This live 1969 Madison Square Garden set was released at the band's peak, following Beggars Banquet and Let It Bleed, preceding Sticky Fingers and Exile on Main Street, and recorded a week before the disaster at Altamont. Given that context — a time when they were attheir most "dangerous" — it's surprising how ragged it all sounds now, Jagger's voice sometimes shaky, his back-up moaning on Robert Johnson's "Love in Vain" pathetic, the lauded proto-jam-band boogie of "Midnight Rambler" overblown, the band's execution "loose."
As you look back, what lingers is a live ambiance that matches the rawness of the performance: those overlapping introductions to "the greatest rock-and-roll band in the world!", the press of crowd noise on the stage sound (" 'Paint It Black,' you devils!"), Jagger's comments (on his trousers; "Charlie sounds good tonight"). In other words, the "liveness" of it all — which is a different beast from the awesome authority of those four studio LPs. So we get the "spontaneity" of flipped lyrics ("the blue light was my baby," you devil) and on-the-spot adjustments (Jagger's opening on "Stray Cat Blues").

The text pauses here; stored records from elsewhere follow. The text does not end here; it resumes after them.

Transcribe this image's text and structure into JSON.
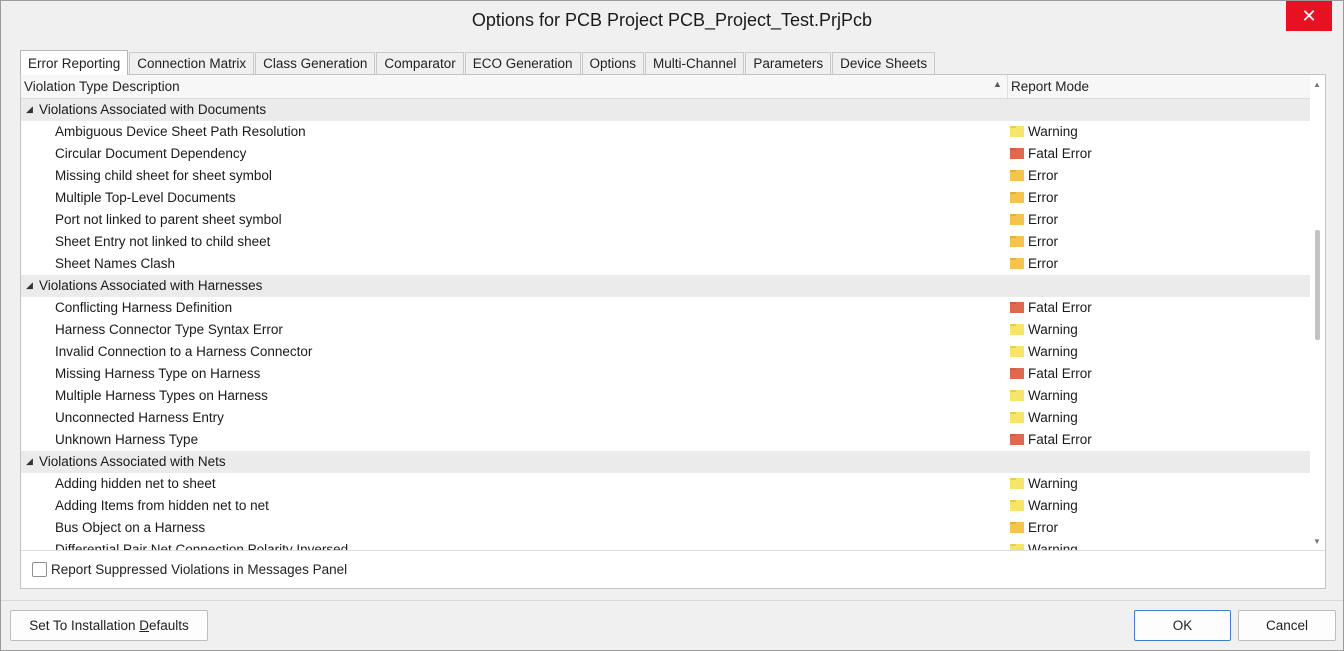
{
  "window": {
    "title": "Options for PCB Project PCB_Project_Test.PrjPcb",
    "close_glyph": "✕"
  },
  "tabs": [
    {
      "label": "Error Reporting",
      "active": true
    },
    {
      "label": "Connection Matrix",
      "active": false
    },
    {
      "label": "Class Generation",
      "active": false
    },
    {
      "label": "Comparator",
      "active": false
    },
    {
      "label": "ECO Generation",
      "active": false
    },
    {
      "label": "Options",
      "active": false
    },
    {
      "label": "Multi-Channel",
      "active": false
    },
    {
      "label": "Parameters",
      "active": false
    },
    {
      "label": "Device Sheets",
      "active": false
    }
  ],
  "grid": {
    "columns": {
      "description": "Violation Type Description",
      "mode": "Report Mode",
      "sort_glyph": "▲"
    },
    "groups": [
      {
        "label": "Violations Associated with Documents",
        "expander": "◢",
        "items": [
          {
            "description": "Ambiguous Device Sheet Path Resolution",
            "mode": "Warning",
            "icon": "warning"
          },
          {
            "description": "Circular Document Dependency",
            "mode": "Fatal Error",
            "icon": "fatal"
          },
          {
            "description": "Missing child sheet for sheet symbol",
            "mode": "Error",
            "icon": "error"
          },
          {
            "description": "Multiple Top-Level Documents",
            "mode": "Error",
            "icon": "error"
          },
          {
            "description": "Port not linked to parent sheet symbol",
            "mode": "Error",
            "icon": "error"
          },
          {
            "description": "Sheet Entry not linked to child sheet",
            "mode": "Error",
            "icon": "error"
          },
          {
            "description": "Sheet Names Clash",
            "mode": "Error",
            "icon": "error"
          }
        ]
      },
      {
        "label": "Violations Associated with Harnesses",
        "expander": "◢",
        "items": [
          {
            "description": "Conflicting Harness Definition",
            "mode": "Fatal Error",
            "icon": "fatal"
          },
          {
            "description": "Harness Connector Type Syntax Error",
            "mode": "Warning",
            "icon": "warning"
          },
          {
            "description": "Invalid Connection to a Harness Connector",
            "mode": "Warning",
            "icon": "warning"
          },
          {
            "description": "Missing Harness Type on Harness",
            "mode": "Fatal Error",
            "icon": "fatal"
          },
          {
            "description": "Multiple Harness Types on Harness",
            "mode": "Warning",
            "icon": "warning"
          },
          {
            "description": "Unconnected Harness Entry",
            "mode": "Warning",
            "icon": "warning"
          },
          {
            "description": "Unknown Harness Type",
            "mode": "Fatal Error",
            "icon": "fatal"
          }
        ]
      },
      {
        "label": "Violations Associated with Nets",
        "expander": "◢",
        "items": [
          {
            "description": "Adding hidden net to sheet",
            "mode": "Warning",
            "icon": "warning"
          },
          {
            "description": "Adding Items from hidden net to net",
            "mode": "Warning",
            "icon": "warning"
          },
          {
            "description": "Bus Object on a Harness",
            "mode": "Error",
            "icon": "error"
          },
          {
            "description": "Differential Pair Net Connection Polarity Inversed",
            "mode": "Warning",
            "icon": "warning"
          }
        ]
      }
    ],
    "scroll_up_glyph": "▲",
    "scroll_down_glyph": "▼"
  },
  "options": {
    "report_suppressed_label": "Report Suppressed Violations in Messages Panel",
    "report_suppressed_checked": false
  },
  "buttons": {
    "defaults_prefix": "Set To Installation ",
    "defaults_accel": "D",
    "defaults_suffix": "efaults",
    "ok": "OK",
    "cancel": "Cancel"
  },
  "colors": {
    "warning_folder": "#f7e56a",
    "error_folder": "#f6c34d",
    "fatal_folder": "#e0684f",
    "close_button": "#e81123",
    "ok_border": "#3c7fd1"
  }
}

What still holds up is the low-end garage-rock throb of Mick Taylor and Keith's guitars with bassist Bill Wyman, and the idiosyncratic bite of Jagger's diction. But even Mick's attempts to offend (like changing the age of that stray cat from 15 to 13) make this special four-disc 40th-anniversary "deluxe" edition (with additional tracks from the Stones, live sets from B.B. King and Ike & Tina Turner, and, best of all, a DVD short film from the tour by the Maysles brothers) more historic document (and collectible!) than satisfying listen.